Проплакавшись давеча на холме, в хвощах, проговоривши сам с собою – а словно бы и другой кто присутствовал, но это только всегдашняя кажимость, – Бенедикт прояснился и укрепился духом. Али разумом. Спокойнее как-то стал на все смотреть, – а это, пишут, есть признак зрелости. Раньше все хотел сам! сам! все сам! Чтобы выше александрийского столпа! Второй человек в государстве! Указы подписываю! Вот тебе и подписываю: Указы Указами, а в тени стола ли, кровати ли вырос незаметненько так Петрович-сан, мусорная гнида, вонючее животное; оглянуться не успели, а он уж все к рукам прибрал. Как случилось? почему? Раньше у Бенедикта с папой, – тестем тож, – тесная такая связь была, все вместе, и работа и отдых. Клятву давали. Теперь же и ключи все у Петровича-сан, и бляшки, и пинзин, и вот теперь искусство. И смотрит взглядом тухлым, и лыбится желтыми блестящими зубами, не как у людей; а зубами теми он гордится и говорит: «еще когда рыжуху вставил, до сих пор стоит».

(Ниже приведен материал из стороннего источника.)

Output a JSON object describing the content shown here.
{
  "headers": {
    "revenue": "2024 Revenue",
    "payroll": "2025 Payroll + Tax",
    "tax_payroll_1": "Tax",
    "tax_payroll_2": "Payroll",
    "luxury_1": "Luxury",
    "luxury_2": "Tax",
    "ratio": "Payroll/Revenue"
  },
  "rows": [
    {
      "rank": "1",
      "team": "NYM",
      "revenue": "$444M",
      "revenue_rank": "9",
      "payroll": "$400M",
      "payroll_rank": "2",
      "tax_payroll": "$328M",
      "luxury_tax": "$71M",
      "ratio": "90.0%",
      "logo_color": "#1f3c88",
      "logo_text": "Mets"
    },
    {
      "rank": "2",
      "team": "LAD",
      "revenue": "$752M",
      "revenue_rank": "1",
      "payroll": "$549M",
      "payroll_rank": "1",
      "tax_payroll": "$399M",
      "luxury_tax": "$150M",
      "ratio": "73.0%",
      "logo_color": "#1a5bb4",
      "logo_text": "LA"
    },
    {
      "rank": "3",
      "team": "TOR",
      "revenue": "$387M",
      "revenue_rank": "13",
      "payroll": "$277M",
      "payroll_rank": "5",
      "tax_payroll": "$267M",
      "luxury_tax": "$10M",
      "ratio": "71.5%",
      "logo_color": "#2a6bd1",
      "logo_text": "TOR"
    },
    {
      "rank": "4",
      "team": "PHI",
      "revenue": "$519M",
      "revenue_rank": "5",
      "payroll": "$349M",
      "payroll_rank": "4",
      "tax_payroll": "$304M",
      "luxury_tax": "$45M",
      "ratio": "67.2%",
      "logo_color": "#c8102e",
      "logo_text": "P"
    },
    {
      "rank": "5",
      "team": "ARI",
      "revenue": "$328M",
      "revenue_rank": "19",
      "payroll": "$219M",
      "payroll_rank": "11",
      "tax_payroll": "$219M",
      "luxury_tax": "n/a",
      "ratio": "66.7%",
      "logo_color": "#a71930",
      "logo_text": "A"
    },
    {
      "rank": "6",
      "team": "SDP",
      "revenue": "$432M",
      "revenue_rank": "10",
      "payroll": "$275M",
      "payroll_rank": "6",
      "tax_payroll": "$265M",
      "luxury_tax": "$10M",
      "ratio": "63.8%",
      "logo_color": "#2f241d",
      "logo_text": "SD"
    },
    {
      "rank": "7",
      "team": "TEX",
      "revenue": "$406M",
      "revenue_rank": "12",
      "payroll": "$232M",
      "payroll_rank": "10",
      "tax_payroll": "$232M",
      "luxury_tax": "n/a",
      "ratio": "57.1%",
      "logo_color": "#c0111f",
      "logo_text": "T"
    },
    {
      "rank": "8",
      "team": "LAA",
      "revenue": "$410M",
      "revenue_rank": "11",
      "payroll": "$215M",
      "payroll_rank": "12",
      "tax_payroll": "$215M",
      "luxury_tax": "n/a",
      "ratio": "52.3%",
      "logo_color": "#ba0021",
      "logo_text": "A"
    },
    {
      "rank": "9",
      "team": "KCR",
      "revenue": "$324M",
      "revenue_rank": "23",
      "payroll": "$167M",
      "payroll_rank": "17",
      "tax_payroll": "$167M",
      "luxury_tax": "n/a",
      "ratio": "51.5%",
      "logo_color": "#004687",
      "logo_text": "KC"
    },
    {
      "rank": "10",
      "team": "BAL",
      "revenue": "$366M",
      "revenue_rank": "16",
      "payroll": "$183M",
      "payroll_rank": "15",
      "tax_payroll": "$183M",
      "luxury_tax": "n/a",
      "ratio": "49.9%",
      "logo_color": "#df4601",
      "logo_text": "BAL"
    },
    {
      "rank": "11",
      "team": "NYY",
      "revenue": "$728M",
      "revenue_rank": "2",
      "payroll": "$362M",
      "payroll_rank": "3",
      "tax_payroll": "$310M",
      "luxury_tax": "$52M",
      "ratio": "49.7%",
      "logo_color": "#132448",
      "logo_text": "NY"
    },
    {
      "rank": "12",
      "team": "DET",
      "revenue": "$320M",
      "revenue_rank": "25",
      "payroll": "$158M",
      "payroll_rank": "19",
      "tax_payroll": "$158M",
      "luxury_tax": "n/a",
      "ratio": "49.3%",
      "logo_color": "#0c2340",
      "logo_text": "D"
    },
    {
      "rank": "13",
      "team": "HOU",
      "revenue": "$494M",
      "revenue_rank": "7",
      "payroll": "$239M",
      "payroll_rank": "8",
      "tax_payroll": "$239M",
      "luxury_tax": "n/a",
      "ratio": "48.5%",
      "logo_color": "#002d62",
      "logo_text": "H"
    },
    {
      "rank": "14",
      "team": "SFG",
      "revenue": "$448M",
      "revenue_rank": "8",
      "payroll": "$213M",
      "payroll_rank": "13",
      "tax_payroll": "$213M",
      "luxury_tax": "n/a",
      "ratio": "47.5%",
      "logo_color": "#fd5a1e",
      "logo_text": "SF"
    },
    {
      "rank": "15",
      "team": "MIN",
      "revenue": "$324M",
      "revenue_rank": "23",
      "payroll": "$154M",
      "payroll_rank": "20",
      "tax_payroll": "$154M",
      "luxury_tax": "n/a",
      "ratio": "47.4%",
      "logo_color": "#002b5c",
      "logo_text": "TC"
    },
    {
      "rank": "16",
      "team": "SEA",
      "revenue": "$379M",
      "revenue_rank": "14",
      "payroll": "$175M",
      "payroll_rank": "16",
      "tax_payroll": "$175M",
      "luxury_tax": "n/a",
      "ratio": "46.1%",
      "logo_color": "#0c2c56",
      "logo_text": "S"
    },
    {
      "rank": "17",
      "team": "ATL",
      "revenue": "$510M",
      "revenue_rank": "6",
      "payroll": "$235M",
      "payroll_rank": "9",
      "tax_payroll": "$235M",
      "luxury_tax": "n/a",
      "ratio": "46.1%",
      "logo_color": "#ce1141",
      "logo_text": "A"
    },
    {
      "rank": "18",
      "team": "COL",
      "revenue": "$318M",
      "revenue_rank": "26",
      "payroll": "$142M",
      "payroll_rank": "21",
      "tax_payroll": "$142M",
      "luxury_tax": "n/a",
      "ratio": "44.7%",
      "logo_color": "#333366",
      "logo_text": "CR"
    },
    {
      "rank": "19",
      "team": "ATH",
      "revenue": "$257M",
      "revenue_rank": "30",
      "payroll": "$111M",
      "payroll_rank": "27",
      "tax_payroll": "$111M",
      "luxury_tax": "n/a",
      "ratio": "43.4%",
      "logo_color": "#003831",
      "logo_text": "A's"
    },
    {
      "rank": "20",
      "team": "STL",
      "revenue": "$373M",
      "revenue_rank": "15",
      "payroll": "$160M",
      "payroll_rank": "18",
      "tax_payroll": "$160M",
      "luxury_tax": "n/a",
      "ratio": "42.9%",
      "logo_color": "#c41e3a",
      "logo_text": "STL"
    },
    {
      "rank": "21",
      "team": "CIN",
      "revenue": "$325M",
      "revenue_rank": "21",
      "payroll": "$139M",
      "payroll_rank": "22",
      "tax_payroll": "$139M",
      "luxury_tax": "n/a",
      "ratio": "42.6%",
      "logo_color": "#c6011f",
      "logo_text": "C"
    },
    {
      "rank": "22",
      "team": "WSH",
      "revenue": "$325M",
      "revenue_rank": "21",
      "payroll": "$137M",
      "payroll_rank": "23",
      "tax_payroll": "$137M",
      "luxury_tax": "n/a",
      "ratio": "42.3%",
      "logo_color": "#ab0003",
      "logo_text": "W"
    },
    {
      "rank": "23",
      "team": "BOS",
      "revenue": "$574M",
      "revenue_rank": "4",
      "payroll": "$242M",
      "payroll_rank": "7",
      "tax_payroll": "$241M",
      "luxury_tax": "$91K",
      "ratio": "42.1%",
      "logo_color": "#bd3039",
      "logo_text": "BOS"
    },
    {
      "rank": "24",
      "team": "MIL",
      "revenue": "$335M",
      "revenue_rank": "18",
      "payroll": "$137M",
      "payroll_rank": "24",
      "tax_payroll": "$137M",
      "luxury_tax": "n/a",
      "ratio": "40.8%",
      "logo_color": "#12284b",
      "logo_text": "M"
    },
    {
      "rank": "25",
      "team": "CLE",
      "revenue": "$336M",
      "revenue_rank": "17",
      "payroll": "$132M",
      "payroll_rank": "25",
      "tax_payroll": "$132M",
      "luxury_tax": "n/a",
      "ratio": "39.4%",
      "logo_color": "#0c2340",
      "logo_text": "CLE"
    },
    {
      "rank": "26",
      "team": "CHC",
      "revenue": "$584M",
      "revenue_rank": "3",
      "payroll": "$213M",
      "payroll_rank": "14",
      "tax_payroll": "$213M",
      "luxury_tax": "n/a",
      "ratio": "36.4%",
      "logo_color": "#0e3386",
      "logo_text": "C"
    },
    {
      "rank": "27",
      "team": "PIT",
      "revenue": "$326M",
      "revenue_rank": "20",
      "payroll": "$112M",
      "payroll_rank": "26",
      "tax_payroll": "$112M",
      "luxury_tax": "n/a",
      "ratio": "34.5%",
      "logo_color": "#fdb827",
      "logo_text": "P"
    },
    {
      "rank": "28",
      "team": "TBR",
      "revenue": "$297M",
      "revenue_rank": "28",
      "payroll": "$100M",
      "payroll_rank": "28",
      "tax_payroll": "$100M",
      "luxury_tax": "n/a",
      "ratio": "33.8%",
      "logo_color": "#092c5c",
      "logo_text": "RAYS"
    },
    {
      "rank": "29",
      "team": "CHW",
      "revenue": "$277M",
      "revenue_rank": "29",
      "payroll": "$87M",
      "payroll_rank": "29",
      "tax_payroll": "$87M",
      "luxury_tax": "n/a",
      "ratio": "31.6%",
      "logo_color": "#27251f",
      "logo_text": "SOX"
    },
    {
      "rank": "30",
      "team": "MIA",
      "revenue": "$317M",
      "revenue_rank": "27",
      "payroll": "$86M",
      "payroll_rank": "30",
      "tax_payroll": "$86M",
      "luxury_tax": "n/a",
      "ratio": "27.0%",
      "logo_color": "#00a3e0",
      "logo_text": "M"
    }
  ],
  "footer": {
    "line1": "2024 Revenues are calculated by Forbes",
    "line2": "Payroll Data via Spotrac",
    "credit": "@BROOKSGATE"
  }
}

И толкает, сука, на выбор. Вот и сейчас: Никита Иваныч соглашался гореть на столбе «Никитские ворота», но семья даже слушать не захотела. Пущай горит на пушкине. Ясен пень, это Терентия Петровича козни, али, по-научному, интриги. Это чтоб Бенедикт выбирал: хочешь сохранить искусство, – прощайся с пушкиным. Либо-либо.

Но Бенедикт прояснился и укрепился, и на все стал смотреть спокойнее, так что и этот выбор он сделал сразу, без оглядки: искусство дороже.

Только ведь слезам не прикажешь, текли сами.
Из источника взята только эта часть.